In a perfect world, the 2 million+ high school seniors considering college would be clear-thinking, organized & stress-free 17-year-olds. If a student did have a question about their path after high school, their school’s expert-and-always-available college counselor could help. Their English teachers would provide insightful and timely essay advice and editing...in class. Parents could fund their retirement and their mortgage while also saving the hundreds of thousands needed for Junior’s Bachelor's degree. Alas, the real world intrudes.

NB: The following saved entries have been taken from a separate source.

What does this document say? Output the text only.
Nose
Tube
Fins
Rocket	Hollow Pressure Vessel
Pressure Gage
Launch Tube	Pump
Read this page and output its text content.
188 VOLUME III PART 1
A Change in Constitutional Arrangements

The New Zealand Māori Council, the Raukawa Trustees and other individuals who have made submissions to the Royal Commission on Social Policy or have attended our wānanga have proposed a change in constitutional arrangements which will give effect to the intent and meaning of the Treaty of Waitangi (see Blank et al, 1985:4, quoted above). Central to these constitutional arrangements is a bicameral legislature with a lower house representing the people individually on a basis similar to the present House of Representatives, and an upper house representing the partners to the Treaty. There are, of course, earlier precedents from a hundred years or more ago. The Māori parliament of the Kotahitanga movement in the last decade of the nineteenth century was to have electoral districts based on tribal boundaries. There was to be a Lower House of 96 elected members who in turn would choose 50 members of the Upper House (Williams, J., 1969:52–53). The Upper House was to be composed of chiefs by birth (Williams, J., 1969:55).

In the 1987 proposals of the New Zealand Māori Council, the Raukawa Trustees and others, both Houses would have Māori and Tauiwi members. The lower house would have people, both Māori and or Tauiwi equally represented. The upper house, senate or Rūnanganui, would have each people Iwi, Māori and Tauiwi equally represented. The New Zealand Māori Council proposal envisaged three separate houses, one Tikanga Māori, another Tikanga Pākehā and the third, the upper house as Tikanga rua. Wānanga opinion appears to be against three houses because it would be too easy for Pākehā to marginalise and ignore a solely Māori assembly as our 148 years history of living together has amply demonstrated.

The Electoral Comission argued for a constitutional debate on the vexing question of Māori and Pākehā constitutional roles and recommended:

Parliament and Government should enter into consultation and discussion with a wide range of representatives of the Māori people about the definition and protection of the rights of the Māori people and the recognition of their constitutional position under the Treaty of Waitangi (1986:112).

Applying to college has always been a pain. Even with 21st technology, the process, though streamlined and online, is challenging. While the vast majority of college-bound seniors apply to a public university or community college, using fairly straight-forward applications, almost a million students navigate other dispiriting if not soul-crushing college application systems. My clients are not unique in submitting their information through five or more different systems. Each application season, I field numerous phone calls and screen shares with anxious students puzzled by the dozens of blanks they must fill in on these ‘straight forward’ apps. Does their Digital Arts class meet the UC a-g requirement? What is their UC GPA? Does babysitting their brother count as a job? Does anyone at Cal Poly SLO care that they just made Eagle Scout? Students don’t understand the point of the essay prompts—of the personal statements—of the short questions—asking about their ‘browser history’ or the ‘favorite meal you’d make for our admissions team’ or why they are asked to ‘create a class for your fellow Freshmen’.
Some applications simply want the basics: personal, family and school information. At quite a few schools, if the grades meet minimum standards and you are willing to pay, they will admit you. Many students, however, have multiple decisions to make. Where to apply. When to apply: Early action or early decision? How to approach their essays and activities. What’s important, what’s not. Where and how to explain ‘special circumstances’. I’ve heard many a parent say that their student should be able to handle apps independently. I know many high school seniors do just that. But, I’ve also heard the sad stories: “I didn’t know I needed to take 3 Subject Test until too late”, “I didn’t know to apply early to get merit aid”, “I didn’t know my high school had a bad rep for grade inflation”, “I don’t know why I applied to that school; they don’t even offer my major”, or this gem from the annual saga of cyber-snafus, “The college sent an email that I was admitted but then another, ‘Oops, sorry, you’re not admitted after all’”.
Yes, this is a shameless-plug-post but, the sad stories of college admissions are why most of us get into this business. Many of us experienced the 'sadness' ourselves. It’s appalling what college costs. Applying to college isn’t rocket science but you can never go back in time—sometimes it’s useful to have an independent, third-party reviewing and/or helping plan what could be a $280,000+ investment.